# Finding the shortest possiblee travel time

1. Sep 7, 2008

### dotfortun3

1. The problem statement, all variables and given/known data
A motorcycle can attain a maximum speed of 55 m/s, accelerate at 5 m/s^2 and decelerate at 7 m/s^2. If the motorcycle starts from a rest, find the minimum possible time it takes the motorcycle to stop exactly 800 m further down the road.

2. Relevant equations
d=rt is the only one I could think of

3. The attempt at a solution
Well, I know that I need to find the best speed to accelerate to, to be able to stop quicker and have the shortest time possible, but I really need help getting started with this

2. Sep 7, 2008

### edziura

The minimum time for the trip is such that the mc accelerates to top speed as quickly as possible, and stays there until such time as the trip is completed by decelerating to 0 speed at the maximum possible deceleration rate. The time interval and the then the distances for the beginning and ending portions of the trip can then be calculated. With this information, the time interval for the middle constant speed portion can be found.

3. Sep 7, 2008

### dotfortun3

Thank you so much! I really was just over thinking the problem and thought that I was doing it wrong! I feel dumb now! Thanks again!

4. Sep 11, 2008

### diablo2121

I have a similar question to this problem. My car can accelerate uniformly (calculated to be 1.788 m/s^2) to 120 mi/h (53.6448 m/s) in 30 s, and its maximum deceleration is -6.86 m/s^2. I'm supposed to find the minimum time to travel 0.5 mi (804.672 m) with the car beginning and ending at rest.

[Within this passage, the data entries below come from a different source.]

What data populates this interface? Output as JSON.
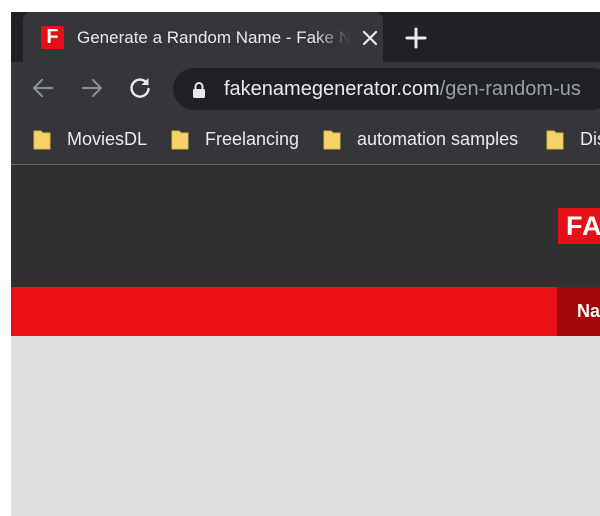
{
  "browser": {
    "tab": {
      "favicon_letter": "F",
      "title": "Generate a Random Name - Fake Name Generator"
    },
    "address_bar": {
      "host": "fakenamegenerator.com",
      "path": "/gen-random-us"
    },
    "bookmarks": [
      {
        "label": "MoviesDL"
      },
      {
        "label": "Freelancing"
      },
      {
        "label": "automation samples"
      },
      {
        "label": "Dis"
      }
    ]
  },
  "site": {
    "logo_text": "FAKE",
    "nav": {
      "first_item": "Name"
    }
  },
  "colors": {
    "tabstrip_bg": "#202124",
    "toolbar_bg": "#35363a",
    "brand_red": "#e60f17",
    "nav_active": "#a50709",
    "header_bg": "#303030"
  }
}
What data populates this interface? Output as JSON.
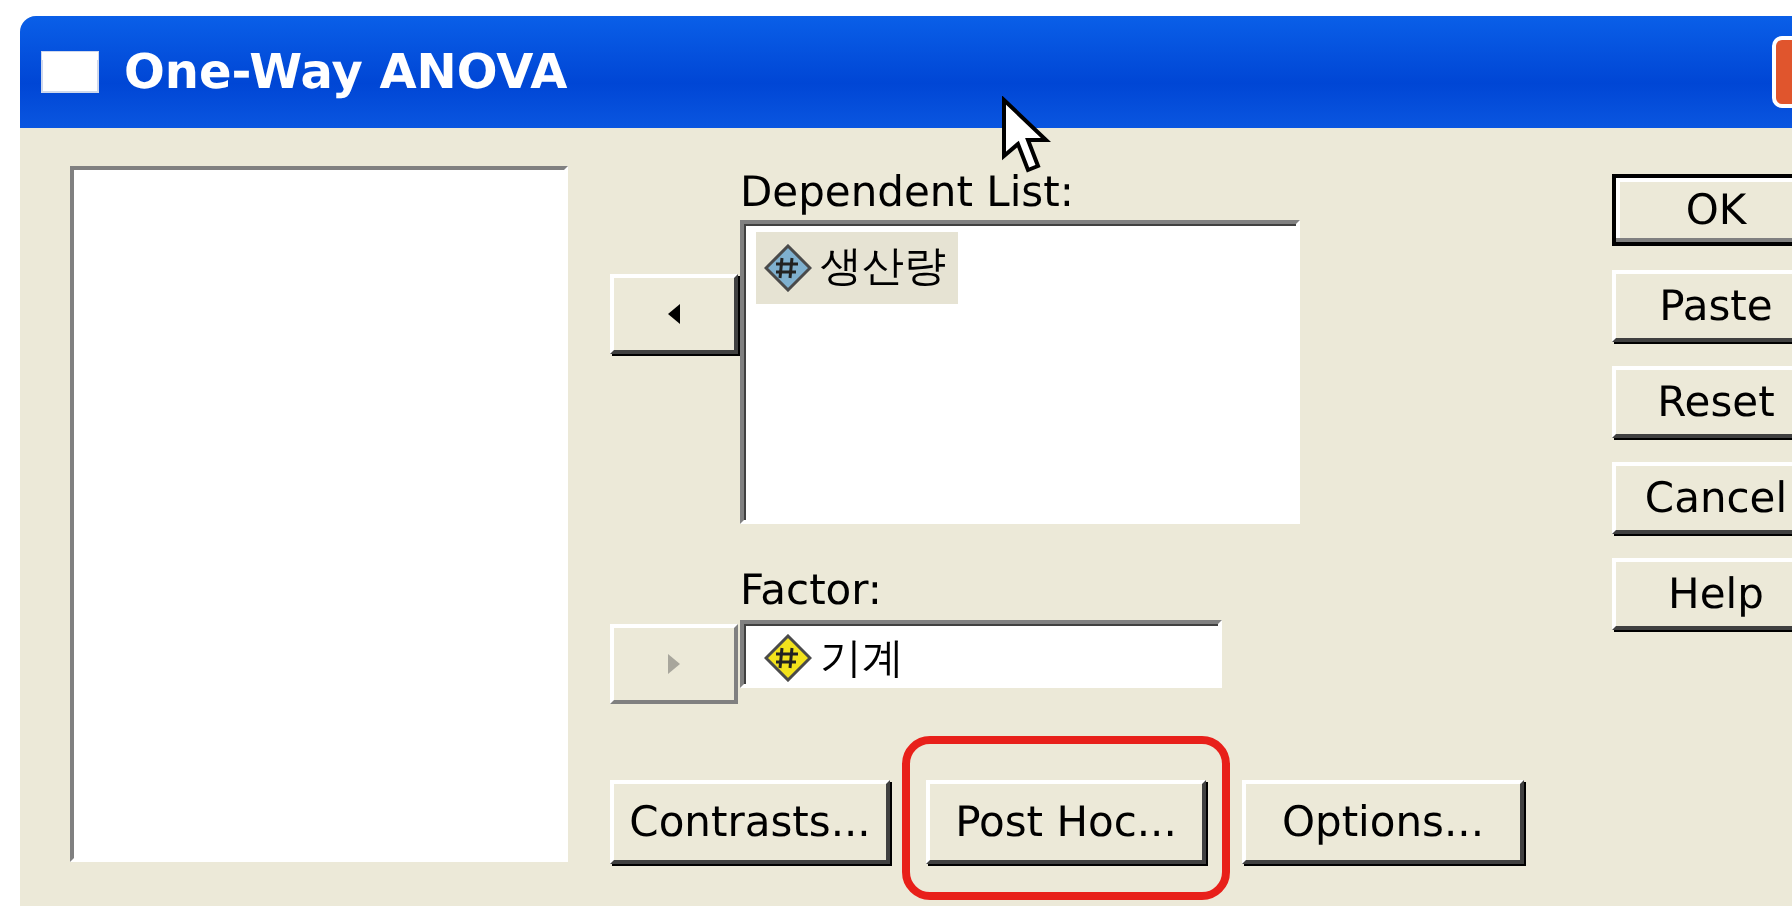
{
  "window": {
    "title": "One-Way ANOVA"
  },
  "move_buttons": [
    {
      "kind": "left",
      "disabled": false
    },
    {
      "kind": "right",
      "disabled": true
    }
  ],
  "dependent_list": {
    "label": "Dependent List:",
    "items": [
      {
        "text": "생산량",
        "kind": "scale",
        "selected": true
      }
    ]
  },
  "factor": {
    "label": "Factor:",
    "items": [
      {
        "text": "기계",
        "kind": "nominal",
        "selected": false
      }
    ]
  },
  "side_buttons": [
    {
      "label": "OK",
      "default": true
    },
    {
      "label": "Paste",
      "default": false
    },
    {
      "label": "Reset",
      "default": false
    },
    {
      "label": "Cancel",
      "default": false
    },
    {
      "label": "Help",
      "default": false
    }
  ],
  "bottom_buttons": [
    {
      "label": "Contrasts...",
      "highlighted": false
    },
    {
      "label": "Post Hoc...",
      "highlighted": true
    },
    {
      "label": "Options...",
      "highlighted": false
    }
  ]
}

My problem is that the car does not reach it's maximum speed before braking since the 30 s it takes to accelerate to maximum speed travels 0.5 mi to begin with, and the car must be at rest at the end. I'm having trouble trouble setting this problem up.

5. Sep 11, 2008

### Topher925

diablo, since your maximum speed will not be reached the problem becomes a little bit more complex. I would approach the problem by creating two distance equations for the car. One for the car speeding up and one for the car slowing down. You will have two unkowns in each equation which you will then solve for.

6. Sep 11, 2008

### diablo2121

Thank you for the lead. I don't know if I got it right, but I started with two vf^2 = vi^2 + 2ax equations, one for speeding up and one for slowing down. Although I did not know vf for speeding up or vi for slowing down, I assumed the quickest would be if the car began to decelerate at a certain speed, hence my assumption is that vf and vi would be equal, a vmax if you will. Combining this with the knowledge that the distance of speeding up and the distance of slowing down ultimately added up to 0.5 mi, I set both equations to 0.5 mi and solved for a common max speed. Using this speed, I then plugged it into x = vi*t + 2at^2 to find the respective times for speeding up and slowing down from the presumed vmax.

I got an answer out of this method, but I'm not so sure that my assumptions give the minimum time it would take to drive 0.5 mi. See any flaws in my logic?